Moscow
Russia's capital, the largest city in Europe
No European city sprawls quite like Moscow. From the red-brick walls of the Kremlin, twelve concentric ring roads radiate outward across a low forested plain, swelling into a metropolis of nearly thirteen million people. Onion-domed cathedrals, Stalinist skyscrapers, and glass towers stand within sight of one another, and beneath the streets runs a metro system whose marble-and-chandelier stations were built as palaces for the people. It is at once medieval fortress, imperial seat, Soviet showpiece, and modern megacity layered on a single bend of the Moskva River.
Moscow occupies the gentle terrain of the East European Plain, rising in places to around 255 metres on the Teplostan Upland and dipping toward the Moskva, the river that gave the city its name. Winters are long and severe, with the river often freezing and snow blanketing the boulevards for months, and summers are warm and brief. The historic core is organized around the Kremlin and Red Square, with the city growing outward in rings as forests, parks, and reservoirs thread between the dense residential districts.
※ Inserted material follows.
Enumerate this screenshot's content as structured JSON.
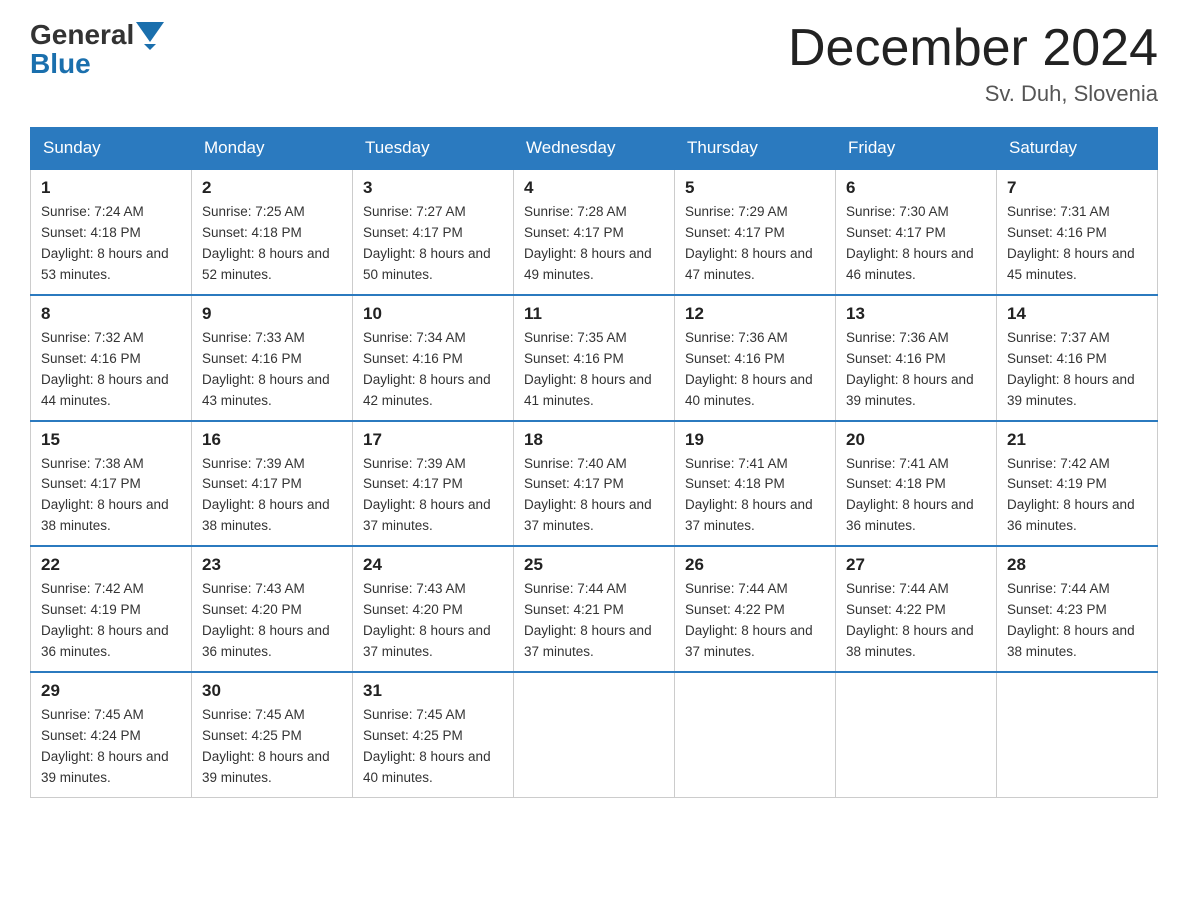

First recorded in 1147 as a wooden stockade of the princes of Vladimir-Suzdal, Moscow rose to dominate the gathering of Russian lands and became the seat of the tsars before Peter the Great moved the capital to his new city on the Baltic. The Bolsheviks returned the capital here in 1918, and through the twentieth century Moscow was the nerve center of the Soviet Union. Today it is Russia's political and financial heart, home to the Bolshoi Theatre, dozens of universities, and a concentration of wealth and power unmatched elsewhere in the country.